Thursday, September 11, 2008

Both my boys are going to wind up living at home

Because I haven't taught them anything about money yet. I was just at Parent Hacks, and there are more than 100 comments on the "how do you teach your preschoolers about money?" post. Preschoolers? Craaaap. My oldest in in Kindergarten, and he just has a vague idea that stuff costs money. I've never even taught him the difference between quarters, dimes and nickels. The only thing he can tell you about the bank is that, at ours, he can get a lollipop OR a cookie. (I always take the cookie.)

I imagine our money management talks with the boys will occur much later. NSAH will sit the boys down and it'll go something like this:

[Job update: Still in the honeymoon period, I realize, but I LOVE it. Very exciting goings-on. Feel like I'm helping America, yadda yadda.]


Blogger AAYOR said...


10:47 PM, September 11, 2008  
Anonymous Lisa V said...

I have always loved the scene.

Yay on the job.

12:56 AM, September 12, 2008  
Blogger Seeking Solace said...

I love that scene too. Simply brilliant.

9:28 AM, September 12, 2008  
Blogger Lex said...

We just formally instituted allowances (for 10- and 7-year-old, for those who don't know me) -- and allowance chores. Saturday's payday, but at this point, ain't nobody getting paid.

Learning is expensive.

9:39 AM, September 12, 2008  
Anonymous Genevieve said...

One of my favorite scenes.

They'll teach about money in kindergarten or first grade.

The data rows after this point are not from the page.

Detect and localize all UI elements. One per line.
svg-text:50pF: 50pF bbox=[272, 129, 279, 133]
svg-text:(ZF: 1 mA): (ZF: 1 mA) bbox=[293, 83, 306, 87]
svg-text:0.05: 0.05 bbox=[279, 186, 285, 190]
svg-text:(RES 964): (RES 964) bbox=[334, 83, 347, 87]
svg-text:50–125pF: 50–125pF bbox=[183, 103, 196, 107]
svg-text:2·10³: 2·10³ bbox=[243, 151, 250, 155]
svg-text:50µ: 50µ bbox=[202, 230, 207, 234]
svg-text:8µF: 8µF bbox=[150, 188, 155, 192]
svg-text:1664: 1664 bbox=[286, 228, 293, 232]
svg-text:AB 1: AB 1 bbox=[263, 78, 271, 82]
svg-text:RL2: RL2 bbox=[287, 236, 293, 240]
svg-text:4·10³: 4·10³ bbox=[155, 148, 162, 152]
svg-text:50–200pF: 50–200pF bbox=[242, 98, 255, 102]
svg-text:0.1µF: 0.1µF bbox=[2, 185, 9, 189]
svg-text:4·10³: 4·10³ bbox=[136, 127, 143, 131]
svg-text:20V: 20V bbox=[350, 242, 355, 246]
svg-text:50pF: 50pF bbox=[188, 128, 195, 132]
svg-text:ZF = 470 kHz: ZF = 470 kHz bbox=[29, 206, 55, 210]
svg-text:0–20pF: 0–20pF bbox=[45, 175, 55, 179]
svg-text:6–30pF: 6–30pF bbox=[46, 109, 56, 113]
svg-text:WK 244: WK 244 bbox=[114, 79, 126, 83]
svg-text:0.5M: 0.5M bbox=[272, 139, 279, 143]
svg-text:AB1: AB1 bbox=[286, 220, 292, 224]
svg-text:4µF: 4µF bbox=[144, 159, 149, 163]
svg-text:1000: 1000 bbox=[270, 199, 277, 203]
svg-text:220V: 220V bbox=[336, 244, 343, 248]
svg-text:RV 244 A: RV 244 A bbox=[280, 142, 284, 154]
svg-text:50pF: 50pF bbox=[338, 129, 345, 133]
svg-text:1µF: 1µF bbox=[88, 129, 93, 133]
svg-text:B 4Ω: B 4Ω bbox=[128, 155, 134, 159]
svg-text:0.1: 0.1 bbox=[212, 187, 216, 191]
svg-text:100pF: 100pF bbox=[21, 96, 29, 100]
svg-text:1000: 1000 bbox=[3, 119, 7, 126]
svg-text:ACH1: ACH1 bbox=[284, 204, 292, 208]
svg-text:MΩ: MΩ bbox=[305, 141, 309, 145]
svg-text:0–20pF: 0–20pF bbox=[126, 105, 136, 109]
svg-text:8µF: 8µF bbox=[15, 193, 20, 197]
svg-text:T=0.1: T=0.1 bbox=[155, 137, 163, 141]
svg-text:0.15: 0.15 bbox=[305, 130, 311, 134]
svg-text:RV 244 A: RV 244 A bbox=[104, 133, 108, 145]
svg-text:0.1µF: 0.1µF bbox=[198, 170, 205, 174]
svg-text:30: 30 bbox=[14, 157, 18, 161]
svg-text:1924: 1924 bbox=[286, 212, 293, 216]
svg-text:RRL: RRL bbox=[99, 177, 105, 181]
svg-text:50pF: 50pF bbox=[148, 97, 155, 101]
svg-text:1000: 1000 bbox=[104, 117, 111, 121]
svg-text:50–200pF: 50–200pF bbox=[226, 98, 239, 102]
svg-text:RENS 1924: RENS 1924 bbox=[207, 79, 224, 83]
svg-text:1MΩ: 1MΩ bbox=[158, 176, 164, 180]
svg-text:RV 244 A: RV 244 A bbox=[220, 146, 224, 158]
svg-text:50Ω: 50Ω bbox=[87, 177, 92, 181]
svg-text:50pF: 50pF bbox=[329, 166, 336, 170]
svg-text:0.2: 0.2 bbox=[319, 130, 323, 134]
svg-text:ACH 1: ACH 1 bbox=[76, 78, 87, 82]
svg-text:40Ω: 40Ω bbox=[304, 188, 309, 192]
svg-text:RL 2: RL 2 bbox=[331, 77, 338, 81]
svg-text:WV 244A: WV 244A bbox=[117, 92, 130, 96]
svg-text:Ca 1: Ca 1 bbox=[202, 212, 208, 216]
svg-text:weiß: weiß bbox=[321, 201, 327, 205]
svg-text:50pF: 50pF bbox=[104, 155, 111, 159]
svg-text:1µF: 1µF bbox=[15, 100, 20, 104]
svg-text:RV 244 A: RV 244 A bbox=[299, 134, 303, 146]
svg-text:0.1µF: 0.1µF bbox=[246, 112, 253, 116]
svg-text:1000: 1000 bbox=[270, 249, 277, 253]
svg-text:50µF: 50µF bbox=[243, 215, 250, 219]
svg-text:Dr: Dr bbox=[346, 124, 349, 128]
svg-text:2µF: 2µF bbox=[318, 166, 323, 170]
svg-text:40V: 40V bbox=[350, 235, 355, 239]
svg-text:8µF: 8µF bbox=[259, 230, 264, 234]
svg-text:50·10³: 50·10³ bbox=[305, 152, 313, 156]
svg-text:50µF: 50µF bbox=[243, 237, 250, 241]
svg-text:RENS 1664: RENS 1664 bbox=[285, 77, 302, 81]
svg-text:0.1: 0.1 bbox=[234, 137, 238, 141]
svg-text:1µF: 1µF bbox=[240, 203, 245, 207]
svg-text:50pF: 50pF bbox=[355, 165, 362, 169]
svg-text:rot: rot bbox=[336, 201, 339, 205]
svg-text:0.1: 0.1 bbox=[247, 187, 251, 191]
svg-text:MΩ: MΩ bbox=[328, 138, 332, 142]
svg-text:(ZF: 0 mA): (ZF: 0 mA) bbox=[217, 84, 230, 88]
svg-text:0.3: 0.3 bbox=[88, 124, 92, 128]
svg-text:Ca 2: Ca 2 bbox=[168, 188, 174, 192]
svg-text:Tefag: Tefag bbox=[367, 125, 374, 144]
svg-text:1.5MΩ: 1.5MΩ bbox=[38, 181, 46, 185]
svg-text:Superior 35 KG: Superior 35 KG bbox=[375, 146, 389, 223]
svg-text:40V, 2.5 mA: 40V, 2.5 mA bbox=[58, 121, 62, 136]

And economics starting in third grade!
It's in the Virginia SOLs, and I used to think it was crazy, but it makes so much sense - economics on the level that works for kids, integrated into what they're already learning about. Even last year in second grade, the kiddo was learning about wants v. needs, and when they learned about ancient Egypt and China, part of the work was which things were goods (e.g. papyrus) and which were services .

And YAY for loving the job and helping America! :)

10:56 AM, September 12, 2008  
Blogger liz said...

I love that scene too. And MM had a whole section of his math curriculum last year on coins and their values.

One way we're starting to teach him about money is through Lego. How many mini-kits can you buy with your Hanukah gelt? How many tooth-fairy visits do you need to buy a mini-kit?

12:47 PM, September 12, 2008  
Blogger KLee said...

Your guy will learn money in kindergarten. That's usually a "second half of the year" skill, though. He should learn penny, nickel, dime, quarter, and dollar. We also teach half-dollar, though it isn't required.

An easy project, should you want to work on it at home to give him a leg up -- get a cheap cookie sheet from a dollar store, and some small magnets. Take a handful of coins and hot-glue the magnets on the back of them. You can then stick 'em on the cookie sheet and have him sort them. All the pennies, all the dimes, etc. Once you get him straight on which ones are which, you can tell him that counting pennies is counting by ones; counting nickels is counting by fives; dimes is by tens; and just practice. I do this in class, and we start working on it now to get really proficient by the end of the year. Let me know if you need any other ideas or anything, okay?

5:03 PM, September 12, 2008  
Blogger Jody said...

Our district introduced coins in K, but didn't push it until 1st grade. And now they're reviewing it in 2d (but don't get me started on the endless month of review after summer break, because I'll have to confront the idiocy of such a long vacation and damn, I like that vacation).

I wonder how many of those 100 comments are from parents of first children? Because in retrospect, trying to teach a preschooler about money is not only unnecessary, but possibly impossible.

5:26 AM, September 13, 2008  
Blogger Amy Charles said...

1. Jody, don't be silly. My daughter, at age two: "You have zis blue cray-- no. Too epensive. You have zis green crayon."

2. KLee, let me get this straight: To teach children about money, you glue magnets to it? Glue things to money and turn it into a toy? What ever happened to cut-out pieces of cardboard? I swear, we give the districts too much money.